Currently included in the charter school tuition calculation, total charter and cyber charter tuition costs play a role in driving an increase in the tuition rates from year to year because they are included in a school districts total expenditures for purposes of the calculation.
For 2017-18, total charter school tuition costs increased by more than 10% from 2016-17 (a $170 million increase), and this increase in total school districts costs increases the charter school tuition rates.
The inclusion of charter school tuition costs in the charter school tuition calculation (along with mandated costs for pensions and special education) basically ensures that the charter school tuition rate grows from year to year. This means that even if a school district’s charter school enrollment remains static, they’ll send more money to a charter school each year simply because the district’s mandated costs increased.

This change would remove the charter school tuition feedback loop, as the charter school tuition costs are unrelated to school district operations and do nothing but inflate total school district expenditures.
For 2018-19, this change would have allowed school districts to deduct approximately $1.8 billion from their total expenditures.
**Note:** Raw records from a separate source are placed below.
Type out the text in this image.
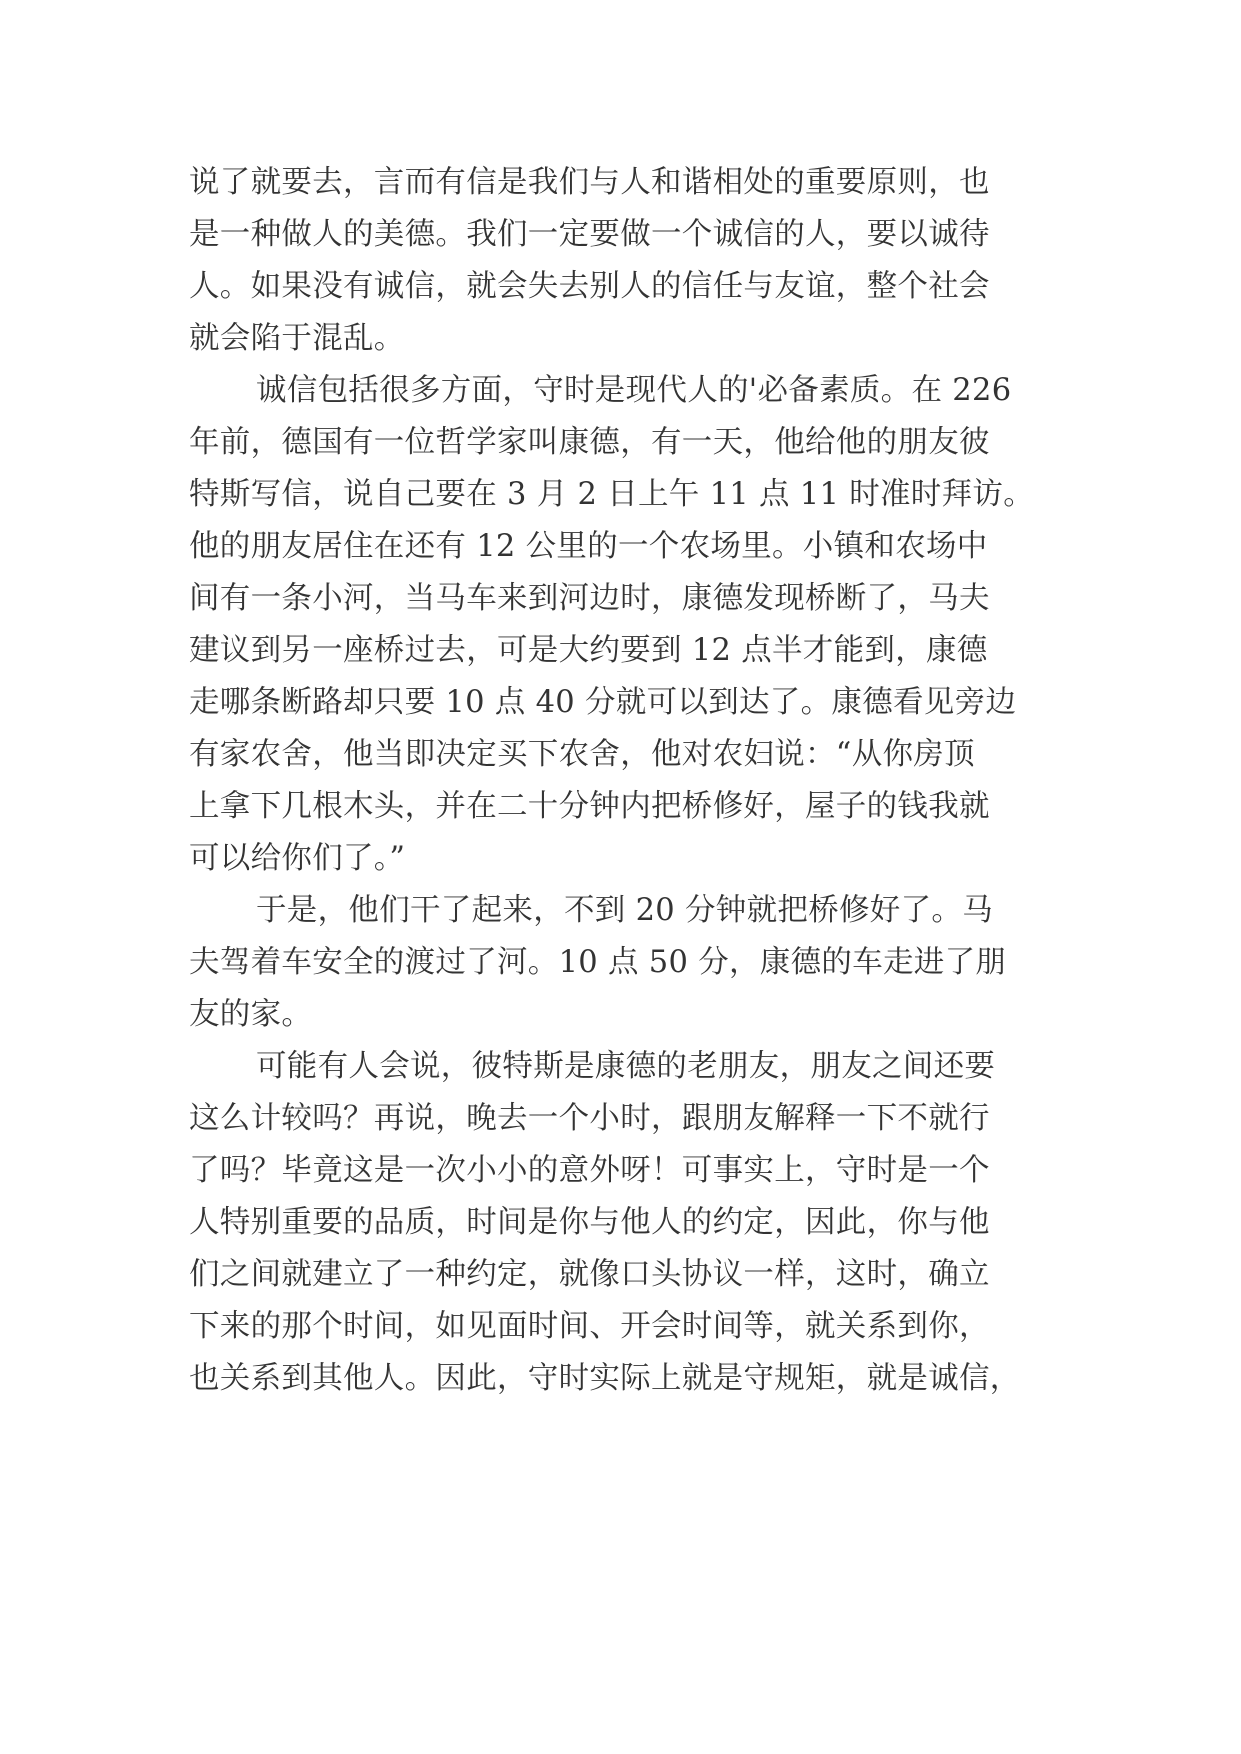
说了就要去，言而有信是我们与人和谐相处的重要原则，也
是一种做人的美德。我们一定要做一个诚信的人，要以诚待
人。如果没有诚信，就会失去别人的信任与友谊，整个社会
就会陷于混乱。
诚信包括很多方面，守时是现代人的'必备素质。在 226
年前，德国有一位哲学家叫康德，有一天，他给他的朋友彼
特斯写信，说自己要在 3 月 2 日上午 11 点 11 时准时拜访。
他的朋友居住在还有 12 公里的一个农场里。小镇和农场中
间有一条小河，当马车来到河边时，康德发现桥断了，马夫
建议到另一座桥过去，可是大约要到 12 点半才能到，康德
走哪条断路却只要 10 点 40 分就可以到达了。康德看见旁边
有家农舍，他当即决定买下农舍，他对农妇说：“从你房顶
上拿下几根木头，并在二十分钟内把桥修好，屋子的钱我就
可以给你们了。”
于是，他们干了起来，不到 20 分钟就把桥修好了。马
夫驾着车安全的渡过了河。10 点 50 分，康德的车走进了朋
友的家。
可能有人会说，彼特斯是康德的老朋友，朋友之间还要
这么计较吗？再说，晚去一个小时，跟朋友解释一下不就行
了吗？毕竟这是一次小小的意外呀！可事实上，守时是一个
人特别重要的品质，时间是你与他人的约定，因此，你与他
们之间就建立了一种约定，就像口头协议一样，这时，确立
下来的那个时间，如见面时间、开会时间等，就关系到你，
也关系到其他人。因此，守时实际上就是守规矩，就是诚信，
The result would have been a savings for school districts and taxpayers of nearly $450 million, providing relief to all 500 school districts regardless of whether the bulk of their charter school costs are due to brick and mortar charter schools or cyber charter schools.
A $450 million decrease in charter school tuition mitigates one of the largest areas of cost growth in school district budgets and will put less pressure on local property taxes to cover these rising costs. In 2017-18, $0.37 of every $1 in additional property tax revenue collected that year went to cover the $170 million increase in charter school tuition. If charter school tuition calculation isn’t driving massive increases in charter school tuition, it’s not driving property tax increases.